Sin embargo, si pensamos en la experiencia de la fidelidad de Dios en nuestra vida y en la vida de tantas personas, podríamos decir que sí podemos confiar en nosotros mismos. Cuántas veces, quizás sobre todo en momentos difíciles, vienen a nuestra memoria recuerdos de la confianza que ha tenido el Señor en nosotros, empezando por nuestro nacimiento –que estemos vivos es una elección suya–, para seguir con nuestro bautismo y con todas las veces que Dios nos ha mostrado su amor, su cercanía y su luz en nuestro camino. Si bien la elección por parte de Dios ha sido eterna, su confianza depositada en nosotros se va realizando en el tiempo: en nuestro interior va madurando la conciencia que tenemos de aquel privilegio.

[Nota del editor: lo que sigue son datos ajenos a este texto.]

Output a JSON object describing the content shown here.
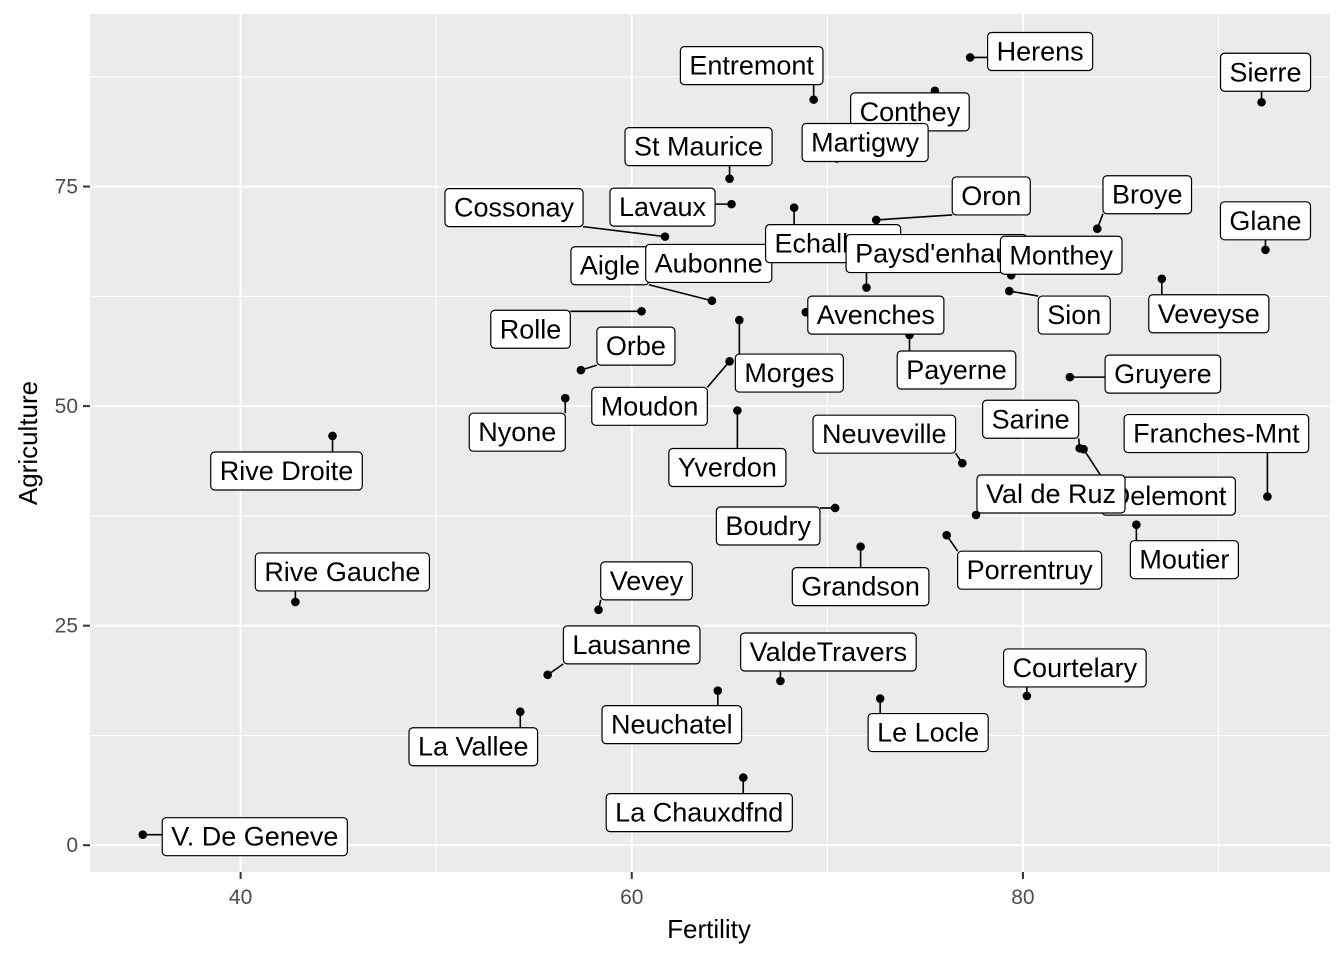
{
  "chart_data": {
    "type": "scatter",
    "title": "",
    "xlabel": "Fertility",
    "ylabel": "Agriculture",
    "xlim": [
      32.3,
      95.7
    ],
    "ylim": [
      -3.05,
      94.65
    ],
    "xticks": [
      40,
      60,
      80
    ],
    "yticks": [
      0,
      25,
      50,
      75
    ],
    "grid": true,
    "legend": "none",
    "point_color": "#000000",
    "points": [
      {
        "name": "Courtelary",
        "x": 80.2,
        "y": 17.0,
        "dx": 48,
        "dy": -28
      },
      {
        "name": "Delemont",
        "x": 83.1,
        "y": 45.1,
        "dx": 85,
        "dy": 47
      },
      {
        "name": "Franches-Mnt",
        "x": 92.5,
        "y": 39.7,
        "dx": -51,
        "dy": -63
      },
      {
        "name": "Moutier",
        "x": 85.8,
        "y": 36.5,
        "dx": 48,
        "dy": 35
      },
      {
        "name": "Neuveville",
        "x": 76.9,
        "y": 43.5,
        "dx": -78,
        "dy": -29
      },
      {
        "name": "Porrentruy",
        "x": 76.1,
        "y": 35.3,
        "dx": 83,
        "dy": 35
      },
      {
        "name": "Broye",
        "x": 83.8,
        "y": 70.2,
        "dx": 50,
        "dy": -34
      },
      {
        "name": "Glane",
        "x": 92.4,
        "y": 67.8,
        "dx": 0,
        "dy": -29
      },
      {
        "name": "Gruyere",
        "x": 82.4,
        "y": 53.3,
        "dx": 93,
        "dy": -3
      },
      {
        "name": "Sarine",
        "x": 82.9,
        "y": 45.2,
        "dx": -49,
        "dy": -29
      },
      {
        "name": "Veveyse",
        "x": 87.1,
        "y": 64.5,
        "dx": 47,
        "dy": 35
      },
      {
        "name": "Aigle",
        "x": 64.1,
        "y": 62.0,
        "dx": -102,
        "dy": -35
      },
      {
        "name": "Aubonne",
        "x": 66.9,
        "y": 67.5,
        "dx": -58,
        "dy": 11
      },
      {
        "name": "Avenches",
        "x": 68.9,
        "y": 60.7,
        "dx": 70,
        "dy": 3
      },
      {
        "name": "Cossonay",
        "x": 61.7,
        "y": 69.3,
        "dx": -151,
        "dy": -29
      },
      {
        "name": "Echallens",
        "x": 68.3,
        "y": 72.6,
        "dx": 39,
        "dy": 36
      },
      {
        "name": "Grandson",
        "x": 71.7,
        "y": 34.0,
        "dx": 0,
        "dy": 40
      },
      {
        "name": "Lausanne",
        "x": 55.7,
        "y": 19.4,
        "dx": 84,
        "dy": -30
      },
      {
        "name": "La Vallee",
        "x": 54.3,
        "y": 15.2,
        "dx": -47,
        "dy": 35
      },
      {
        "name": "Lavaux",
        "x": 65.1,
        "y": 73.0,
        "dx": -69,
        "dy": 3
      },
      {
        "name": "Morges",
        "x": 65.5,
        "y": 59.8,
        "dx": 50,
        "dy": 53
      },
      {
        "name": "Moudon",
        "x": 65.0,
        "y": 55.1,
        "dx": -80,
        "dy": 45
      },
      {
        "name": "Nyone",
        "x": 56.6,
        "y": 50.9,
        "dx": -48,
        "dy": 34
      },
      {
        "name": "Orbe",
        "x": 57.4,
        "y": 54.1,
        "dx": 55,
        "dy": -24
      },
      {
        "name": "Oron",
        "x": 72.5,
        "y": 71.2,
        "dx": 115,
        "dy": -24
      },
      {
        "name": "Payerne",
        "x": 74.2,
        "y": 58.1,
        "dx": 47,
        "dy": 35
      },
      {
        "name": "Paysd'enhaut",
        "x": 72.0,
        "y": 63.5,
        "dx": 70,
        "dy": -34
      },
      {
        "name": "Rolle",
        "x": 60.5,
        "y": 60.8,
        "dx": -111,
        "dy": 18
      },
      {
        "name": "Vevey",
        "x": 58.3,
        "y": 26.8,
        "dx": 48,
        "dy": -29
      },
      {
        "name": "Yverdon",
        "x": 65.4,
        "y": 49.5,
        "dx": -10,
        "dy": 57
      },
      {
        "name": "Conthey",
        "x": 75.5,
        "y": 85.9,
        "dx": -25,
        "dy": 21
      },
      {
        "name": "Entremont",
        "x": 69.3,
        "y": 84.9,
        "dx": -62,
        "dy": -34
      },
      {
        "name": "Herens",
        "x": 77.3,
        "y": 89.7,
        "dx": 70,
        "dy": -6
      },
      {
        "name": "Martigwy",
        "x": 70.5,
        "y": 78.2,
        "dx": 28,
        "dy": -16
      },
      {
        "name": "Monthey",
        "x": 79.4,
        "y": 64.9,
        "dx": 50,
        "dy": -20
      },
      {
        "name": "St Maurice",
        "x": 65.0,
        "y": 75.9,
        "dx": -31,
        "dy": -32
      },
      {
        "name": "Sierre",
        "x": 92.2,
        "y": 84.6,
        "dx": 4,
        "dy": -30
      },
      {
        "name": "Sion",
        "x": 79.3,
        "y": 63.1,
        "dx": 65,
        "dy": 24
      },
      {
        "name": "Boudry",
        "x": 70.4,
        "y": 38.4,
        "dx": -67,
        "dy": 18
      },
      {
        "name": "La Chauxdfnd",
        "x": 65.7,
        "y": 7.7,
        "dx": -44,
        "dy": 35
      },
      {
        "name": "Le Locle",
        "x": 72.7,
        "y": 16.7,
        "dx": 48,
        "dy": 34
      },
      {
        "name": "Neuchatel",
        "x": 64.4,
        "y": 17.6,
        "dx": -46,
        "dy": 34
      },
      {
        "name": "Val de Ruz",
        "x": 77.6,
        "y": 37.6,
        "dx": 75,
        "dy": -21
      },
      {
        "name": "ValdeTravers",
        "x": 67.6,
        "y": 18.7,
        "dx": 48,
        "dy": -29
      },
      {
        "name": "V. De Geneve",
        "x": 35.0,
        "y": 1.2,
        "dx": 112,
        "dy": 2
      },
      {
        "name": "Rive Droite",
        "x": 44.7,
        "y": 46.6,
        "dx": -46,
        "dy": 35
      },
      {
        "name": "Rive Gauche",
        "x": 42.8,
        "y": 27.7,
        "dx": 47,
        "dy": -30
      }
    ]
  }
}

Cuando, en cambio, queremos ser fieles solo con nuestras fuerzas, cuando ponemos distancia en aquella relación que alberga la fidelidad, dejamos de experimentar esa confianza de Dios. Entonces perdemos la memoria de los dones recibidos, como aquellos viñadores que olvidaron que trabajaban porque el dueño salió a buscarles, y no por méritos propios (cfr. Mt 21,33-46). Nos concentramos, entonces, en lo costoso e insuficiente de nuestros esfuerzos. Poco a poco pueden ir apareciendo las quejas, breves huidas, infidelidad en lo pequeño. O aquella distancia puede también insinuarse de modo más solapado en el acostumbramiento a la vida con el Señor, en una lucha que busca tranquilizar la conciencia, en la tibieza. Se pierde la novedad del otro, la sorpresa de su rostro, la creatividad que siempre porta un ser personal.

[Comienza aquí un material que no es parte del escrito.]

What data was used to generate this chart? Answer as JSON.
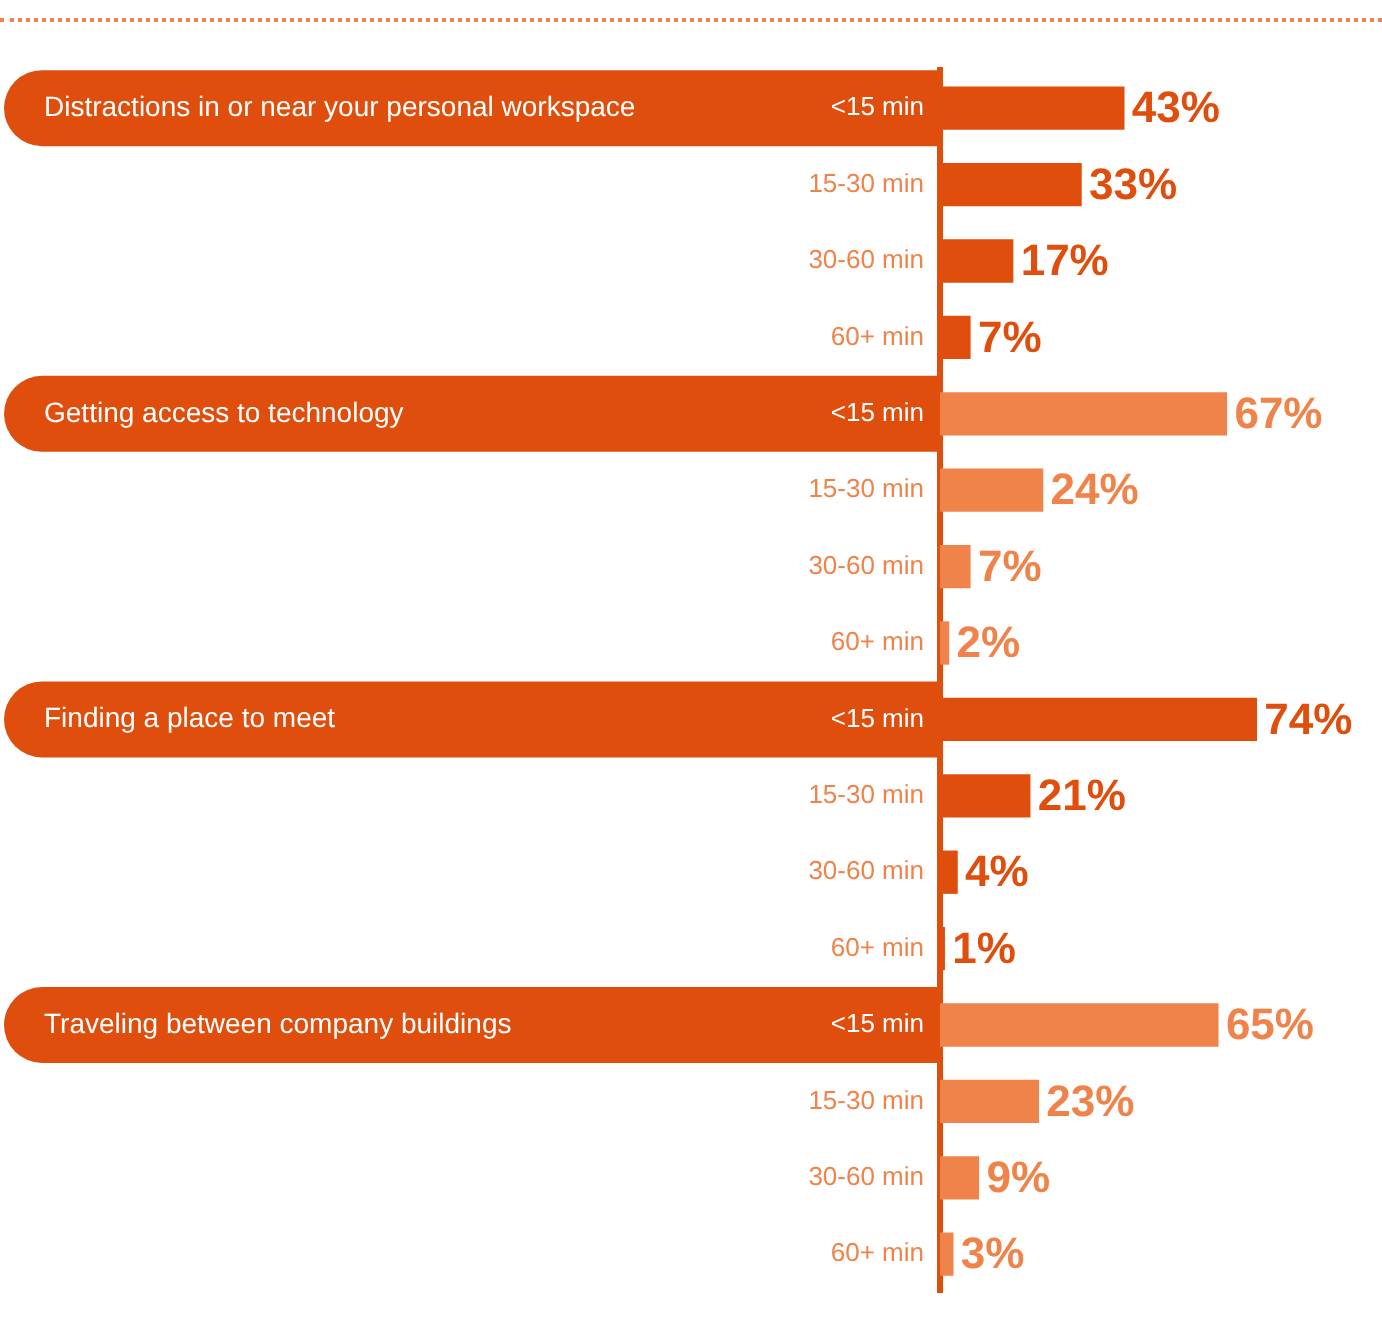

En definitiva, podemos ser fieles porque Dios confía en nosotros. Así es como han sido fieles los santos. De santa Teresa de Ávila se cuenta que un día, cuando estaba en el Monasterio de la Encarnación, al bajar por las escaleras se topó con un niño que le sonreía. Sorprendida por ver a un pequeño dentro del convento, le preguntó: «¿Y tú quién eres?». A lo que el niño respondió con otra pregunta: «¿Y quién eres tú?». La santa, admirada, replicó: «Yo soy Teresa de Jesús». Y el niño, con una sonrisa, le dijo: «Pues yo soy Jesús de Teresa». Una relación así, entre dos personas, es el ambiente en el que surge la fidelidad, también la nuestra de frente a Dios: «El cristiano no es nunca un hombre solitario, puesto que vive en un trato continuo con Dios, que está junto a nosotros y en los cielos»[9].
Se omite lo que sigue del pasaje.